Trisha would beg to differ, she’s giddy and, fine, maybe she’s almost drunk – almost. You can’t really get drunk on eggnog, can you? Can you?
“Oh, sure, because seeing your old mother show a bit of skin would definitely kill you, you big baby!”
Sara is laughing already, eggnog in one hand and the other one stretched out to reclaim the album.
“Maybe that’s not what he’s embarrassed about… Is that you, Urey?”
“Little Urey with his nappy,” Pinako says, grinning around her pipe. “He was being potty trained there,” she adds, as if the toilet beside him inside the old photograph wasn’t enough of an explanation. “His father sure as hell was enthusiastic about photos.
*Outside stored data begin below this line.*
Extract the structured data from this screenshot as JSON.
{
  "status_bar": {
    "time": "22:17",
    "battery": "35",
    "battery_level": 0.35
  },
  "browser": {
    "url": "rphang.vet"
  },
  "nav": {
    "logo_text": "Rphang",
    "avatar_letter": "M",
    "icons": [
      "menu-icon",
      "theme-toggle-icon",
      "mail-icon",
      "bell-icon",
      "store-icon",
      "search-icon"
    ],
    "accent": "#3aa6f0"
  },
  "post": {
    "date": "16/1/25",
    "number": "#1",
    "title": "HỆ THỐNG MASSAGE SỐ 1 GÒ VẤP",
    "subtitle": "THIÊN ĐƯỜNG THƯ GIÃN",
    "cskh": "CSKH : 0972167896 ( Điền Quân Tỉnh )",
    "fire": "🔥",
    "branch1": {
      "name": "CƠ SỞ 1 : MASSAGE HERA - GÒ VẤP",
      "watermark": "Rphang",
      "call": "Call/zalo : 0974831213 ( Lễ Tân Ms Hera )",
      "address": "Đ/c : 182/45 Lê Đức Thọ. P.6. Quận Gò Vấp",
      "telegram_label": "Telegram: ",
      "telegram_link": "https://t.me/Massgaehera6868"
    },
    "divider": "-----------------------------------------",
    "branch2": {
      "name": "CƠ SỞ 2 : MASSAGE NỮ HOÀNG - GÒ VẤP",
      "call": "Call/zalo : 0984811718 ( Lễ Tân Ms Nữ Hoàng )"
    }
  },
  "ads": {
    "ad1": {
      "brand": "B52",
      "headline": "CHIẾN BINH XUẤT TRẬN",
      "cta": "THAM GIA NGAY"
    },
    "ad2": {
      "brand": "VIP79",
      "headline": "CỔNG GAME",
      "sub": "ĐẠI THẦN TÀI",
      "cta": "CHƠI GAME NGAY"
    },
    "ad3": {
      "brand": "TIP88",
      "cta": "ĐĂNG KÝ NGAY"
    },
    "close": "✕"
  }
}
I think we got the first ever camera here in Resembool.”
Sara laughs even harder, while Urey protests that the problem there isn't his perfectly acceptable infant nudity, but the photo of Pinako showing off her outstanding bikini body from one century ago while she leans on something dramatically resembling the oldest motorcycle ever – she tries to get Hohenheim to take her side, but he's decided to hide behind the rim of his own mug instead, looking even more inhibited than usual despite all that eggnog.
Trisha is befuddled and still quite drunk, so maybe she's seeing things. She leans over Sara’s shoulder and inside that same rectangle, in the background over the ancient bike and besides Pinako’s late husband and a couple other people holding beers, there, unmistakably, sits Hohenheim.
*
“You look just like you were back then, beard and all,” Trisha says, while they’re slicing chestnuts open before they roast them. Hohenheim has transmuted – that’s the word, it sounds so funny, trans-mu-ted – symmetrical, perfectly round holes inside an old tin pan because they couldn’t find the original one. Maybe he could alchemize the whole bowl of chestnuts so that they came out all peeled in the span of a second, just enough to get blinded and amazed by that hypnotic sparkling light coming to life from the tips of his fingers, leaving fizzles behind.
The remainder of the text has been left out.